Ini berarti bahwa kaum wanita dapat berpikir, mempelajari
dan kemudian mengamalkan apa yang mereka hayati dari zikir kepada Allah serta
apa yang mereka ketahui dari alam raya ini. Pengetahuan menyangkut alam raya
tentunya berkaitan dengan berbagai disiplin ilmu, sehingga dari ayat ini dapat
dipahami bahwa wanita bebas untuk mempelajari apa saja, sesuai dengan keinginan
dan kecenderungan mereka masing-masing.
Banyak wanita yang sangat menonjol pengetahuannya dalam
berbagai bidang ilmu pengetahuan dan yang menjadi rujukan sekian banyak tokoh
lelaki. Istri Nabi, Aisyah ra, adalah seorang yang sangat dalam pengetahuannya
serta dikenal pula sebagai kritikus. Sampai-sampai dikenal secara sangat luas
ungkapan yang dinisbahkan oleh sementara ulama sebagai pernyataan Nabi Muhammad
saw.:
Ambillah setengah pengetahuan agama kalian dari
Al-Humaira’ (Aisyah).
Demikian juga Sayyidah Sakinah putri Al-Husain bin Ali
bin Abi Thalib. Kemudian Al-Syaikhah Syuhrah yang digelari Fakhr Al-Nisa’

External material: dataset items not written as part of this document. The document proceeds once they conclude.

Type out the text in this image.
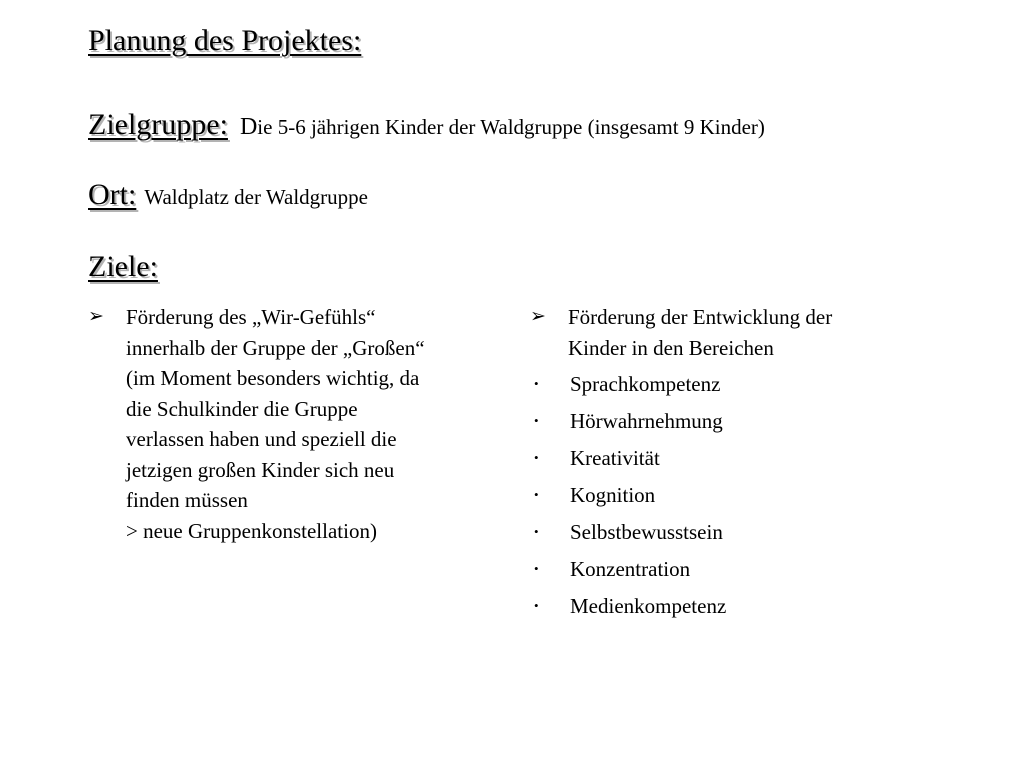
Planung des Projektes:
Zielgruppe: Die 5-6 jährigen Kinder der Waldgruppe (insgesamt 9 Kinder)
Ort: Waldplatz der Waldgruppe
Ziele:
➢ Förderung des „Wir-Gefühls“
innerhalb der Gruppe der „Großen“
(im Moment besonders wichtig, da
die Schulkinder die Gruppe
verlassen haben und speziell die
jetzigen großen Kinder sich neu
finden müssen
> neue Gruppenkonstellation)
➢ Förderung der Entwicklung der
Kinder in den Bereichen
• Sprachkompetenz
• Hörwahrnehmung
• Kreativität
• Kognition
• Selbstbewusstsein
• Konzentration
• Medienkompetenz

(Kebanggaan Wanita) adalah salah seorang guru Imam Syafi’i
(tokoh mazhab yang pandangan-pandangannya menjadi anutan banyak umat Islam di
seluruh dunia), dan masih banyak lagi lainnya.

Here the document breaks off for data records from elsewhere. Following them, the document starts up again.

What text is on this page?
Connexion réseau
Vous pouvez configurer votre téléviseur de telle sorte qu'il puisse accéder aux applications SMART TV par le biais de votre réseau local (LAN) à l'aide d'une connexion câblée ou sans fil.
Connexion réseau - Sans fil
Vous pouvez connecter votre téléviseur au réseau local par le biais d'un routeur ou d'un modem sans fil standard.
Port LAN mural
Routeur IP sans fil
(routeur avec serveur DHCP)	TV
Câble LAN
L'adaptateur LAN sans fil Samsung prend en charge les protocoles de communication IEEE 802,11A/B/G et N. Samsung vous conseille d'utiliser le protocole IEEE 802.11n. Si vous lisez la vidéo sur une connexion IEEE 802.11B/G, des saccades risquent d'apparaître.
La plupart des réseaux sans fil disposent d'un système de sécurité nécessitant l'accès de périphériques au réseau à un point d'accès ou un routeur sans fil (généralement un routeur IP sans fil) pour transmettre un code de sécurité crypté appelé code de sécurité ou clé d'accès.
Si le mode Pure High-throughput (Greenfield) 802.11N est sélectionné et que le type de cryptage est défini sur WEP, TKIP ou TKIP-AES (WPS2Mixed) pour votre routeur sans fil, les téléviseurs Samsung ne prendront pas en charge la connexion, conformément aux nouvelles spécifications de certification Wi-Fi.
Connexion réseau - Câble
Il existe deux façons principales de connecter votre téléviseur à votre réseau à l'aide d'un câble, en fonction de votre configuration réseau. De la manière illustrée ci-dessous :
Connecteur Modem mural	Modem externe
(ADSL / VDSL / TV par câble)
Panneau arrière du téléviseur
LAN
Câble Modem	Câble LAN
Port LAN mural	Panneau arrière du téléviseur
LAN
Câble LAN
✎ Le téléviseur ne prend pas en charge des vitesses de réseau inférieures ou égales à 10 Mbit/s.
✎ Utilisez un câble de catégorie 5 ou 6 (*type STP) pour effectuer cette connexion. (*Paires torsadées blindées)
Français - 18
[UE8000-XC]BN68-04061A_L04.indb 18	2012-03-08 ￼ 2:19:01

Imam Abu Hayyan mencatat tiga nama wanita yang menjadi
guru-guru tokoh mazhab tersebut, yaitu Mu’nisat Al-Ayyubiyah (putri Al-Malik
Al-Adil saudara Salahuddin Al-Ayyubi), Syamiyat Al-Taimiyah, dan Zainab putri
sejarahwan Abdul-Latif Al-Baghdadi. Kemudian contoh
wanita-wanita yang mempunyai kedudukan ilmiah yang sangat terhormat adalah
Al-Khansa’, Rabi’ah Al-Adawiyah, dan lain-lain.
Rasul saw. tidak membatasi anjuran atau kewajiban belajar
hanya terhadap wanita-wanita merdeka (yang memiliki status sosial yang tinggi),
tetapi juga para budak belian dan mereka yang berstatus sosial rendah. Karena
itu, sejarah mencatat sekian banyak wanita yang tadinya budak belian mencapai
tingkat pendidikan yang sangat tinggi.
Harus diakui bahwa pembidangan ilmu pada masa awal Islam
belum lagi sebanyak dan seluas masa kita dewasa ini. Namun, Islam tidak
membedakan antara satu disiplin ilmu dengan disiplin ilmu lainnya, sehingga
seandainya mereka yang disebut namanya di atas hidup pada masa kita ini, maka
tidak mustahil mereka akan tekun pula mempelajari disiplin-disiplin ilmu yang
berkembang dewasa ini.
Dalam hal ini, Syaikh Muhammad ‘Abduh menulis: “Kalaulah
kewajiban wanita mempelajari hukum-hukum agama kelihatannya amat terbatas, maka
sesungguhnya kewajiban mereka untuk mempelajari hal-hal yang berkaitan dengan
rumah tangga, pendidikan anak, dan sebagainya yang merupakan
persoalan-persoalan duniawi (dan yang berbeda sesuai dengan perbedaan waktu,
tempat dan kondisi) jauh lebih banyak daripada soal-soal keagamaan.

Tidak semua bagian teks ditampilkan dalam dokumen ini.